Board Adopts 7.50% Rate of Return
On July 17, 2014, the Board of Fire and Police Pension
Commissioners approved the Plan actuary’s recommendation to lower
the investment return assumption from 7.75% to 7.50%. This
action will help ensure the long-term viability of the Plan to
properly fund the benefits for the Plan’s members.
The Segal Company, the Plan’s actuary, presented its findings
from its review of the economic assumptions to the Board and
recommended that the investment return assumption be reduced to
7.50%, primarily due to a continued decline in inflation over the
past two decades. (The assumption was previously lowered in
2010 from 8.00% to 7.75%.)
The investment return assumption is the expected long term rate
of return on the Plan’s investments, after expenses. One
component of this assumption is the inflation assumption, which
was lowered from 3.50% to 3.25% due to the low inflationary
economic environment. The “across-the-board” salary
increase assumption was also reduced from 4.25% to 4.00% to be
consistent with the recommended inflation assumption.
In addition to the economic assumptions, the Board reviewed and
adopted the findings and recommendations detailed in The Segal
Company’s triennial Actuarial Experience Study covering July 1,
2010 through June 30, 2013. This study compares the Plan’s
actual experience to the non-economic (or demographic)
assumptions previously adopted by the Board. Based on the
Plan’s experience, the Board adopted the actuary’s
recommendations to adjust various assumptions such as retirement
rates, mortality rates and disability incidence rates.

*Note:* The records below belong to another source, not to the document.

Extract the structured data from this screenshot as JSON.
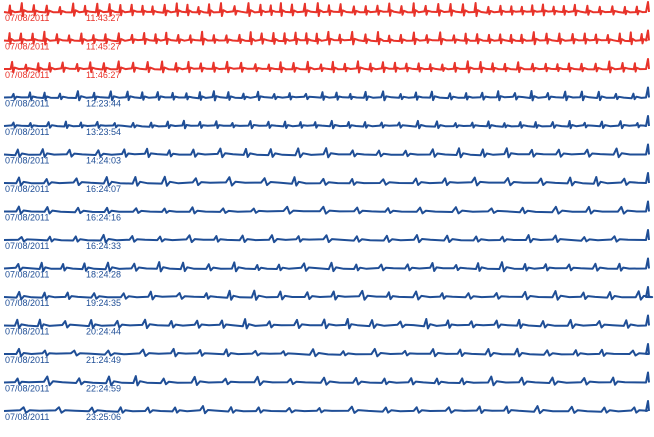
{
  "chart_data": {
    "type": "line",
    "title": "",
    "xlabel": "",
    "ylabel": "",
    "grid": false,
    "legend": "none",
    "colors": {
      "alarm": "#e8332a",
      "normal": "#1f4e96"
    },
    "series": [
      {
        "date": "07/08/2011",
        "time": "11:43:27",
        "rhythm": "alarm",
        "beat_interval": 12,
        "beat_amplitude": 7
      },
      {
        "date": "07/08/2011",
        "time": "11:45:27",
        "rhythm": "alarm",
        "beat_interval": 12,
        "beat_amplitude": 7
      },
      {
        "date": "07/08/2011",
        "time": "11:46:27",
        "rhythm": "alarm",
        "beat_interval": 13,
        "beat_amplitude": 6
      },
      {
        "date": "07/08/2011",
        "time": "12:23:44",
        "rhythm": "normal",
        "beat_interval": 16,
        "beat_amplitude": 5
      },
      {
        "date": "07/08/2011",
        "time": "13:23:54",
        "rhythm": "normal",
        "beat_interval": 17,
        "beat_amplitude": 4
      },
      {
        "date": "07/08/2011",
        "time": "14:24:03",
        "rhythm": "normal",
        "beat_interval": 26,
        "beat_amplitude": 5
      },
      {
        "date": "07/08/2011",
        "time": "16:24:07",
        "rhythm": "normal",
        "beat_interval": 30,
        "beat_amplitude": 5
      },
      {
        "date": "07/08/2011",
        "time": "16:24:16",
        "rhythm": "normal",
        "beat_interval": 32,
        "beat_amplitude": 4
      },
      {
        "date": "07/08/2011",
        "time": "16:24:33",
        "rhythm": "normal",
        "beat_interval": 28,
        "beat_amplitude": 4
      },
      {
        "date": "07/08/2011",
        "time": "18:24:28",
        "rhythm": "normal",
        "beat_interval": 24,
        "beat_amplitude": 5
      },
      {
        "date": "07/08/2011",
        "time": "19:24:35",
        "rhythm": "normal",
        "beat_interval": 27,
        "beat_amplitude": 5
      },
      {
        "date": "07/08/2011",
        "time": "20:24:44",
        "rhythm": "normal",
        "beat_interval": 25,
        "beat_amplitude": 5
      },
      {
        "date": "07/08/2011",
        "time": "21:24:49",
        "rhythm": "normal",
        "beat_interval": 30,
        "beat_amplitude": 4
      },
      {
        "date": "07/08/2011",
        "time": "22:24:59",
        "rhythm": "normal",
        "beat_interval": 29,
        "beat_amplitude": 5
      },
      {
        "date": "07/08/2011",
        "time": "23:25:06",
        "rhythm": "normal",
        "beat_interval": 31,
        "beat_amplitude": 4
      }
    ]
  }
}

Adoption of the economic and non-economic assumptions is expected
to have less than a 1.0% impact on the City’s contribution to the
Plan. Other recent experience may also help mitigate the impact
to the City’s contribution rate from lowering the assumed rate of
return.
It is important to note that the actuarial assumptions do not
determine the “actual cost” of the plan. The actual cost is
determined by the benefits and administrative expenses paid,
offset by contributions and investment income received. The
use of realistic actuarial assumptions is critical in maintaining
adequate plan funding, while fulfilling benefit commitments to
LAFPP members already retired and to those nearing
retirement. Accurate actuarial assumptions aid in achieving
equity across generations of taxpayers. The goal is to fund
employees’ benefits while they are rendering service and
taxpayers are receiving services from those employees.